Frustration finally overcame Abbott publicly in Sochi.  Asked the inevitable question about why he came undone in global championships, he responded with a profane tirade that was completely out of character.

"I'm frickin' proud of what I've done and I'm not going to apologize for anything," he concluded.

Abbott’s final real competition would be the 2015 nationals, where a fifth place was his lowest finish in nine senior nationals appearances.

The highlight of his career, at 2010 nationals, remains among the highlights of my 37 years covering skating.

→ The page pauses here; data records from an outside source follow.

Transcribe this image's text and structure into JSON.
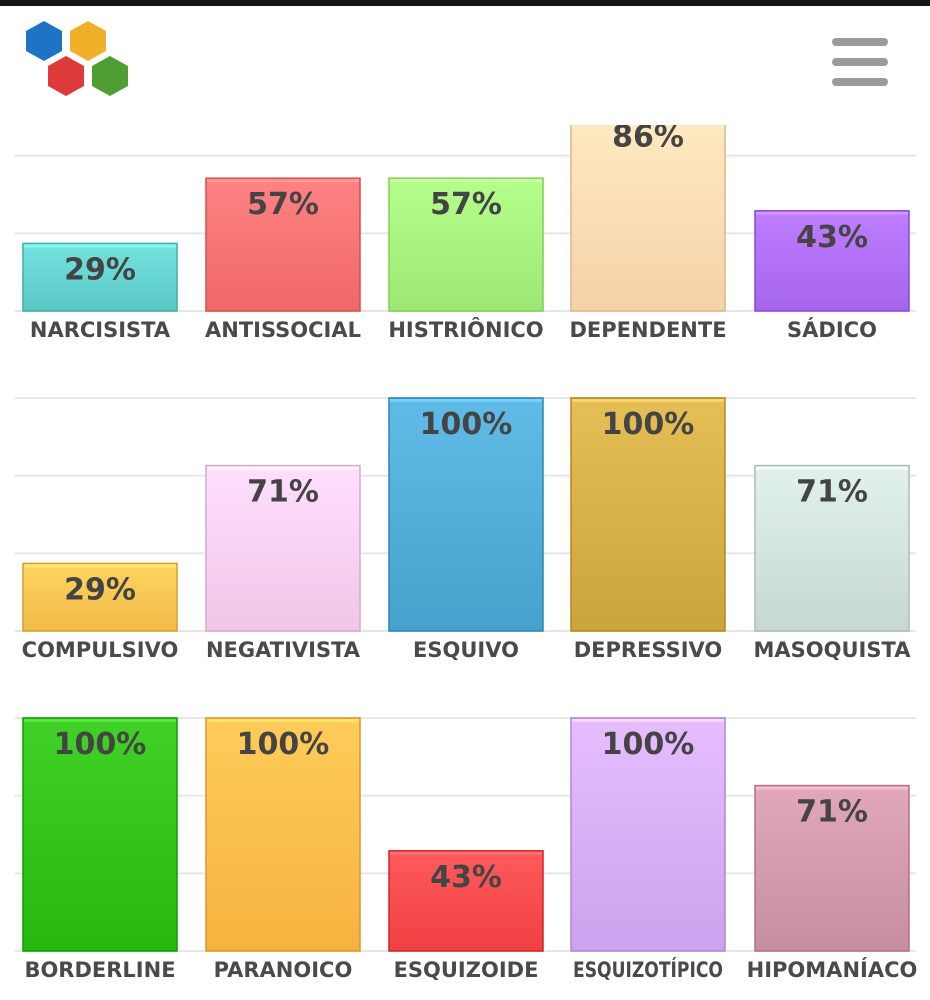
{
  "header": {
    "logo_icon": "hexagon-cluster-logo",
    "menu_icon": "hamburger-menu-icon",
    "logo_colors": [
      "#1f73c4",
      "#f0b02a",
      "#dd3a3a",
      "#4e9e32"
    ]
  },
  "chart_data": [
    {
      "type": "bar",
      "categories": [
        "NARCISISTA",
        "ANTISSOCIAL",
        "HISTRIÔNICO",
        "DEPENDENTE",
        "SÁDICO"
      ],
      "values": [
        29,
        57,
        57,
        86,
        43
      ],
      "value_labels": [
        "29%",
        "57%",
        "57%",
        "86%",
        "43%"
      ],
      "colors": [
        "#62d0cc",
        "#f87070",
        "#a3f07a",
        "#fdd9b0",
        "#ad6cf5"
      ],
      "ylim": [
        0,
        100
      ],
      "grid": true,
      "clipped_top": true
    },
    {
      "type": "bar",
      "categories": [
        "COMPULSIVO",
        "NEGATIVISTA",
        "ESQUIVO",
        "DEPRESSIVO",
        "MASOQUISTA"
      ],
      "values": [
        29,
        71,
        100,
        100,
        71
      ],
      "value_labels": [
        "29%",
        "71%",
        "100%",
        "100%",
        "71%"
      ],
      "colors": [
        "#f9c24e",
        "#f9cdf0",
        "#4ea9d4",
        "#d3ad43",
        "#cfe0d8"
      ],
      "ylim": [
        0,
        100
      ],
      "grid": true
    },
    {
      "type": "bar",
      "categories": [
        "BORDERLINE",
        "PARANOICO",
        "ESQUIZOIDE",
        "ESQUIZOTÍPICO",
        "HIPOMANÍACO"
      ],
      "values": [
        100,
        100,
        43,
        100,
        71
      ],
      "value_labels": [
        "100%",
        "100%",
        "43%",
        "100%",
        "71%"
      ],
      "colors": [
        "#2ec014",
        "#feba47",
        "#f7484a",
        "#d3abf6",
        "#cf96a8"
      ],
      "ylim": [
        0,
        100
      ],
      "grid": true
    }
  ]
}
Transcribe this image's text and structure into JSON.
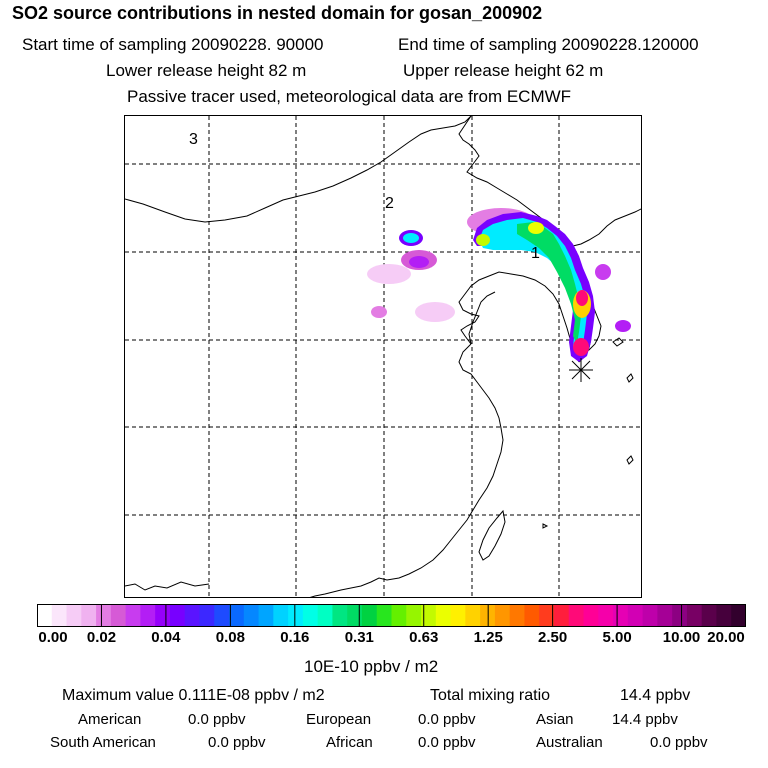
{
  "header": {
    "title": "SO2 source contributions in nested domain for gosan_200902",
    "start_label": "Start time of sampling 20090228. 90000",
    "end_label": "End time of sampling 20090228.120000",
    "lower_label": "Lower release height   82 m",
    "upper_label": "Upper release height   62 m",
    "note": "Passive tracer used, meteorological data are from ECMWF"
  },
  "map": {
    "labels": [
      "3",
      "2",
      "1"
    ]
  },
  "colorbar": {
    "ticks": [
      "0.00",
      "0.02",
      "0.04",
      "0.08",
      "0.16",
      "0.31",
      "0.63",
      "1.25",
      "2.50",
      "5.00",
      "10.00",
      "20.00"
    ],
    "colors": [
      "#ffffff",
      "#fbe6fb",
      "#f6ccf6",
      "#f0b2f0",
      "#e37de3",
      "#d65ad6",
      "#c83cef",
      "#b31ef5",
      "#9600fa",
      "#7800ff",
      "#5a14ff",
      "#3c28ff",
      "#1e4bff",
      "#0a69ff",
      "#0587ff",
      "#00a5ff",
      "#00d2ff",
      "#00ebff",
      "#00ffe6",
      "#00ffc3",
      "#00e682",
      "#00dc64",
      "#00d241",
      "#28e61e",
      "#64f000",
      "#96f500",
      "#c3fa00",
      "#ebff00",
      "#fff000",
      "#ffd200",
      "#ffb400",
      "#ff9600",
      "#ff7800",
      "#ff5a00",
      "#ff3c1e",
      "#ff1e3c",
      "#ff0a78",
      "#ff0096",
      "#f500aa",
      "#e600b4",
      "#d200b4",
      "#be00aa",
      "#a50096",
      "#8c0082",
      "#780064",
      "#5a004b",
      "#46003c",
      "#32002d"
    ],
    "unit": "10E-10 ppbv / m2"
  },
  "stats": {
    "max_label": "Maximum value  0.111E-08 ppbv / m2",
    "total_label": "Total mixing ratio",
    "total_value": "14.4 ppbv",
    "regions": [
      {
        "name": "American",
        "value": "0.0 ppbv"
      },
      {
        "name": "European",
        "value": "0.0 ppbv"
      },
      {
        "name": "Asian",
        "value": "14.4 ppbv"
      },
      {
        "name": "South American",
        "value": "0.0 ppbv"
      },
      {
        "name": "African",
        "value": "0.0 ppbv"
      },
      {
        "name": "Australian",
        "value": "0.0 ppbv"
      }
    ]
  },
  "chart_data": {
    "type": "heatmap",
    "title": "SO2 source contributions in nested domain for gosan_200902",
    "color_scale_ticks": [
      0.0,
      0.02,
      0.04,
      0.08,
      0.16,
      0.31,
      0.63,
      1.25,
      2.5,
      5.0,
      10.0,
      20.0
    ],
    "color_scale_unit": "10E-10 ppbv / m2",
    "max_value": "0.111E-08 ppbv / m2",
    "total_mixing_ratio_ppbv": 14.4,
    "receptor": "gosan",
    "grid": true,
    "domain_labels": [
      "1",
      "2",
      "3"
    ]
  }
}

Not until Nathan Chen last January has a U.S. man won the title more convincingly and brilliantly in the IJS era than Abbott did in 2010.  His skating was terrific for any era.

At that nationals, all 21 of Abbott’s elements (including a quadruple jump and 12 triple jumps) deservedly received positive grades.  He routed Evan Lysacek, then reigning world champion and soon-to-be Olympic champion, by 27 points.

Abbott's free skate interpretation of the hauntingly powerful music from Saint-Saens’ “Organ” Symphony was a skater’s dream, the “total package,” seamlessly integrating confident athletic skills and consummate artistic sensitivity.  What Abbott had shown only in brief, intermittent glimpses over the previous two seasons had wondrously lasted for the nearly 7 ½ minutes of two programs in Spokane.

"That little nagging voice in the back of my head, when it told me I couldn't do it, I believed I couldn't," he said then. "I am learning I can tell that voice to shut up."

But it clearly never stopped ringing in his ears.